From mboxrd@z Thu Jan  1 00:00:00 1970
Return-Path: <linux-kernel-owner@vger.kernel.org>
Received: (majordomo@vger.kernel.org) by vger.kernel.org via listexpand
	id S1755993Ab0GHLNx (ORCPT <rfc822;w@1wt.eu>);
	Thu, 8 Jul 2010 07:13:53 -0400
Received: from bombadil.infradead.org ([18.85.46.34]:57139 "EHLO
	bombadil.infradead.org" rhost-flags-OK-OK-OK-OK) by vger.kernel.org
	with ESMTP id S1753056Ab0GHLNw convert rfc822-to-8bit (ORCPT
	<rfc822;linux-kernel@vger.kernel.org>);
	Thu, 8 Jul 2010 07:13:52 -0400
Subject: Re: [RFC][PATCH 00/11] perf pmu interface -v2
From: Peter Zijlstra <peterz@infradead.org>
To: Matt Fleming <matt@console-pimps.org>
Cc: Will Deacon <will.deacon@arm.com>, paulus <paulus@samba.org>,
       stephane eranian <eranian@googlemail.com>,
       Robert Richter <robert.richter@amd.com>,
       Paul Mundt <lethal@linux-sh.org>,
       Frederic Weisbecker <fweisbec@gmail.com>,
       Cyrill Gorcunov <gorcunov@gmail.com>, Lin Ming <ming.m.lin@intel.com>,
       Yanmin <yanmin_zhang@linux.intel.com>,
       Deng-Cheng Zhu <dengcheng.zhu@gmail.com>,
       David Miller <davem@davemloft.net>, linux-kernel@vger.kernel.org
In-Reply-To: <1277998793.1917.212.camel@laptop>
References: <20100624142804.431553874@chello.nl>
	 <1277464288.26786.3.camel@e102144-lin.cambridge.arm.com>
	 <1277464589.32034.276.camel@twins>
	 <1277476604.24751.8.camel@e102144-lin.cambridge.arm.com>
	 <1277477401.32034.670.camel@twins> <1277994970.1917.184.camel@laptop>
	 <1277996555.1917.205.camel@laptop>
	 <20100701153112.GA13511@console-pimps.org>
	 <1277998793.1917.212.camel@laptop>
Content-Type: text/plain; charset="UTF-8"
Content-Transfer-Encoding: 8BIT
Date: Thu, 08 Jul 2010 13:13:42 +0200
Message-ID: <1278587622.1900.79.camel@laptop>
Mime-Version: 1.0
X-Mailer: Evolution 2.28.3 
Sender: linux-kernel-owner@vger.kernel.org
List-ID: <linux-kernel.vger.kernel.org>
X-Mailing-List: linux-kernel@vger.kernel.org

On Thu, 2010-07-01 at 17:39 +0200, Peter Zijlstra wrote:
> 
> Ah, for sampling for sure, simply group a software perf event and a
> hardware perf event together and use PERF_SAMPLE_READ. 

So the idea is to sample using a software event (periodic timer of
sorts, maybe randomize it) and weight its samples by the hardware event
deltas.

Suppose you have a workload consisting of two main parts:

  my_important_work()
  {
     load_my_data();
     compute_me_silly();
  }

Now, lets assume that both these functions take the same time to
complete for each part of work.

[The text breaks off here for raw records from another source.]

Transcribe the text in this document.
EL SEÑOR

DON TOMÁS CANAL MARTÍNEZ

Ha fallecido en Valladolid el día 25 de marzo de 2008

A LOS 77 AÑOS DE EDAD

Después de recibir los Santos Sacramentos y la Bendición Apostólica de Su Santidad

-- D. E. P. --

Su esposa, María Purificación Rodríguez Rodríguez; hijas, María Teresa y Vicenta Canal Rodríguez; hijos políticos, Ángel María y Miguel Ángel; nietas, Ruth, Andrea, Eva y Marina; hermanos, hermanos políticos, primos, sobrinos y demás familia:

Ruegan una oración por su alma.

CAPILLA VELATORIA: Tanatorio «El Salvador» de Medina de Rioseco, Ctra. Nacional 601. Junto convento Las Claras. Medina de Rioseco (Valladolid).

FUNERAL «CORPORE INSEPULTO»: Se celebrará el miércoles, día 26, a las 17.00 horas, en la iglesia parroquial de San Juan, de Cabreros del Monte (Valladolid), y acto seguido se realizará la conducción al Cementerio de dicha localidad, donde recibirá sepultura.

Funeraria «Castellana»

In that case a periodic timer generate
samples that are about 50/50 distributed between these two functions.

Now, let us further assume that load_my_data() is so slow because its
missing all the caches and compute_me_silly() is slow because its
defeating the branch predictor.

So what we want to end up with, is that when we sample for cache-misses
we get load_my_data() as the predominant function, not a nice 50/50
relation. Idem for branch misses and compute_me_silly().

By weighting the samples by the hw counter delta we get this, if we
assume that the sampling frequency is not a harmonic of the runtime of
these functions, then statistics will dtrt.

It basically generates a massive skid on the sample, but as long as most
of the samples end up hitting the right function we're good. For a
periodic workload like: 
  while (lots) { my_important_work() }
that is even true for period > function_runtime with the exception of
that harmonic thing. For less neat workloads like:
  while (lots) { my_important_work(); other_random_things(); }
This doesn't need to work unless period < function_runtime.

Clearly we cannot attribute anything to the actual instruction hit due
to the massive skid, but we can (possibly) say something about the
function based on these statistical rules.